Bloomberg – MGM China Holdings Ltd., the Macau casino operator, said first-quarter profit jumped by a third as mass-market gambling increased. Adjusted earnings before interest, taxes, depreciation and amortization, or Ebitda, increased to $257 million from $193 million a year earlier, according to a statement yesterday from MGM Resorts International (MGM), the company’s Las Vegas-based parent. That compares with the median estimate of $258.5 million from six analysts surveyed by Bloomberg News. The numbers exclude a branding fee of $16 million this year and $13 million last year.
MGM China will continue to redeploy more gaming tables to mass-market gamblers, Chief Executive Officer Grant Bowie said on a conference call after the results were announced. The company’s mass-market revenue grew 45 percent in the quarter, outperforming Macau’s market growth of 40 percent, he said. “The mass market is now getting to that point where it’s anchoring most of the operator’s Ebitda performance,” Bowie said on the call.

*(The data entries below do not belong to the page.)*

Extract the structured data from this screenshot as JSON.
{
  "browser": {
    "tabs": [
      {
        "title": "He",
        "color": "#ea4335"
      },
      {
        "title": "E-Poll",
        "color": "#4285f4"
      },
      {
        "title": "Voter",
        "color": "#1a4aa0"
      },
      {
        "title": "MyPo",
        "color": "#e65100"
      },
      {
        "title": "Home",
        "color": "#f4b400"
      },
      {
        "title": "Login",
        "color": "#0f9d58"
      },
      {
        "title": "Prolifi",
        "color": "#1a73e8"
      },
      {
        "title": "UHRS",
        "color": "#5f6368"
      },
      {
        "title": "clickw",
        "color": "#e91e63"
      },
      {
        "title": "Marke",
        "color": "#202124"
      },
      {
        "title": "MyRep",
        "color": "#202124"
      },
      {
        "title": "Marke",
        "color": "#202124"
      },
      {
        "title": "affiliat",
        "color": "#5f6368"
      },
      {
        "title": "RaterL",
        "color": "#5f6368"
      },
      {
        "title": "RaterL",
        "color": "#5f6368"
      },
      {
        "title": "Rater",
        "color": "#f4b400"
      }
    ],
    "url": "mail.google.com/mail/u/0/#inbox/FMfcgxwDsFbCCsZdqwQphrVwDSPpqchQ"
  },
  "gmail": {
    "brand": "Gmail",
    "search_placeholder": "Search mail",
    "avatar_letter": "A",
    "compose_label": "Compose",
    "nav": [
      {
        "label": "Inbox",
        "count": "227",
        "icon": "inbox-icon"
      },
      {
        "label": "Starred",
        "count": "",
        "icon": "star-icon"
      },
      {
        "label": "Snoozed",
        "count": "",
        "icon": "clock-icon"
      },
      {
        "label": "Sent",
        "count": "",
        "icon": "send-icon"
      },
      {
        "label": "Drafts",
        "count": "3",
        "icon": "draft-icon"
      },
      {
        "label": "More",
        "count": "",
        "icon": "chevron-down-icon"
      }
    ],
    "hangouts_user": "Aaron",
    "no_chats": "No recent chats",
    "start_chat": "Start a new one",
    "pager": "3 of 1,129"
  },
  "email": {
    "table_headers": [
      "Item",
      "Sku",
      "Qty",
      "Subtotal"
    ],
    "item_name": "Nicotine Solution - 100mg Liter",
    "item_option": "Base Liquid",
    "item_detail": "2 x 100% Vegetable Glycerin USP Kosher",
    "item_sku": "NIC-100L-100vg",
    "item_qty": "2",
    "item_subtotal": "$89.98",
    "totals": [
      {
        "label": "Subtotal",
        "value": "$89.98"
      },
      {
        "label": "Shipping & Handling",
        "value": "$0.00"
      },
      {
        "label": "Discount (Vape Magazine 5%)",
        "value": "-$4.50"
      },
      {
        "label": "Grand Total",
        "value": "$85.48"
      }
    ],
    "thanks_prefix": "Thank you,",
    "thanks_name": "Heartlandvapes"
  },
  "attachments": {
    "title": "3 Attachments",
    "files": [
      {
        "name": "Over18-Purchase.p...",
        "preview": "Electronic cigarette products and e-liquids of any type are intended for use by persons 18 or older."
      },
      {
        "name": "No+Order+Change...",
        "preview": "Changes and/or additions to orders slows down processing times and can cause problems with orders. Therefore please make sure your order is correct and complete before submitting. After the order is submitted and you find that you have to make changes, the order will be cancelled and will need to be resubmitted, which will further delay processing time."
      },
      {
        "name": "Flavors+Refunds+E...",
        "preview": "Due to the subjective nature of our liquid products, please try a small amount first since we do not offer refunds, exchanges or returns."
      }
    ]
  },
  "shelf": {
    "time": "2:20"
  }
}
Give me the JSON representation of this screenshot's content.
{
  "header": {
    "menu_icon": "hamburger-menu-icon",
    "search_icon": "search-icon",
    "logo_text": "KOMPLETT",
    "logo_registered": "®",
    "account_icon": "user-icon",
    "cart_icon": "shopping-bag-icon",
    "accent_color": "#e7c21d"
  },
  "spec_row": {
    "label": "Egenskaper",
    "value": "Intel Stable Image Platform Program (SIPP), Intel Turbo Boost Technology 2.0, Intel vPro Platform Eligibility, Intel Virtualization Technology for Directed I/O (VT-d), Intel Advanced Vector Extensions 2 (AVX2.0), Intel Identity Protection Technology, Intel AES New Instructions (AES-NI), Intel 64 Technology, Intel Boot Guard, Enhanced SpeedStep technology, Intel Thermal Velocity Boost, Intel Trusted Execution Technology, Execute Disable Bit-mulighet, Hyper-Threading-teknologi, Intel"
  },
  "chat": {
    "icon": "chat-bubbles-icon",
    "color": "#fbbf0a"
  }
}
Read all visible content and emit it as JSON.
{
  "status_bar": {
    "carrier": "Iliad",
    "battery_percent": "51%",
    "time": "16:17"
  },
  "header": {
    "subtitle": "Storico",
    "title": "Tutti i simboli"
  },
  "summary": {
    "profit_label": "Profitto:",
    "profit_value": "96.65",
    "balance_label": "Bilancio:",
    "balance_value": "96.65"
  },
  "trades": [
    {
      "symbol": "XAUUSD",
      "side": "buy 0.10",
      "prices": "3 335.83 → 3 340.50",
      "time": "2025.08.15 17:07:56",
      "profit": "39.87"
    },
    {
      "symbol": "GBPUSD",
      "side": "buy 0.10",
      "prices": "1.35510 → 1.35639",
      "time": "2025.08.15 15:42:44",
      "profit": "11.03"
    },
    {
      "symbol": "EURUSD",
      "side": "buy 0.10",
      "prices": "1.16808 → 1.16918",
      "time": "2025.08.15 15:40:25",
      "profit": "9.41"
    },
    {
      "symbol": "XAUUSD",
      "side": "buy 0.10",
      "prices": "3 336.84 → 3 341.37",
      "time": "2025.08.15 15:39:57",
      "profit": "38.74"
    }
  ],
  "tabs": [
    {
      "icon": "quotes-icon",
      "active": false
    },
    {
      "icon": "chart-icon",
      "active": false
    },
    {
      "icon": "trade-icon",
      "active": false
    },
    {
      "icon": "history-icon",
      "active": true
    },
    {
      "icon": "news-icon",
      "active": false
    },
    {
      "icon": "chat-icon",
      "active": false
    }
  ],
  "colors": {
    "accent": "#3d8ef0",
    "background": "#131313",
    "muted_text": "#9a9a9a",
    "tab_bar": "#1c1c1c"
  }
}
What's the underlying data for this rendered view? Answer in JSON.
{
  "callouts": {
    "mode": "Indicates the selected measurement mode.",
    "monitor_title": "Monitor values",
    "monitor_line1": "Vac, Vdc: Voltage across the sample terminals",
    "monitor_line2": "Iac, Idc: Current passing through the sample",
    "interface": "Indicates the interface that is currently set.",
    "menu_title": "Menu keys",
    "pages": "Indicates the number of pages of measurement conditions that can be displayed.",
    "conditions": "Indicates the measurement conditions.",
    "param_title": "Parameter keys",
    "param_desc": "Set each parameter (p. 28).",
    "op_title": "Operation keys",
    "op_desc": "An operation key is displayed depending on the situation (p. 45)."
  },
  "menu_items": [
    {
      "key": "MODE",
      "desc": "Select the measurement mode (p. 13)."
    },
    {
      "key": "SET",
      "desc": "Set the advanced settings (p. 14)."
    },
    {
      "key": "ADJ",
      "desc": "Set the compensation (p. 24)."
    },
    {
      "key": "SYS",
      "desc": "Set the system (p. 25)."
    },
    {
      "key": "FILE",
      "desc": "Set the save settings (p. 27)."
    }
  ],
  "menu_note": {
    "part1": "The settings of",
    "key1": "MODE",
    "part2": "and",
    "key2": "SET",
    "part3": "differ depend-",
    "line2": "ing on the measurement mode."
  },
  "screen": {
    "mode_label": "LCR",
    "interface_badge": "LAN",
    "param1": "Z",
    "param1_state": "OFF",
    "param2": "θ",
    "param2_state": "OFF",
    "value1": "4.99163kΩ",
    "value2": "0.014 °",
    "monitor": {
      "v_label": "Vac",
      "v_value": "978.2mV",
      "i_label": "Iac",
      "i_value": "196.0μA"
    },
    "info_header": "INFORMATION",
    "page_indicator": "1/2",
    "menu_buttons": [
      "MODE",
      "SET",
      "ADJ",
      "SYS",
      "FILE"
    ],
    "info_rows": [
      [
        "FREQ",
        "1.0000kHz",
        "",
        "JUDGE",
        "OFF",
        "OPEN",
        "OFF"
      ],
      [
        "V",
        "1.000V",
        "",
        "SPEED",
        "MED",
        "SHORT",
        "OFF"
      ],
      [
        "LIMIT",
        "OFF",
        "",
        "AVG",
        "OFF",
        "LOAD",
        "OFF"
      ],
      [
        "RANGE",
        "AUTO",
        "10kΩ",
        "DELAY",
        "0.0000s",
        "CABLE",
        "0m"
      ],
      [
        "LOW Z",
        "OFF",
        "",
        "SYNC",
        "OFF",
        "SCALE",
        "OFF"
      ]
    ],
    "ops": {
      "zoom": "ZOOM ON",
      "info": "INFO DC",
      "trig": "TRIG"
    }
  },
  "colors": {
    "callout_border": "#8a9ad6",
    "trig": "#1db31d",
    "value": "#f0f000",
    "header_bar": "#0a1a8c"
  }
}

Revenue at MGM China climbed 26 percent to $941 million. Sales at the operator’s VIP-room gambling tables rose 12 percent, MGM said. “MGM has grown more resilient” against a slowdown in VIP gaming revenue, Simon Cheung, a Hong Kong-based analyst at Goldman Sachs Group Inc., wrote in a note today, citing the company’s focus on the faster-growing, higher-margin mass-market segment.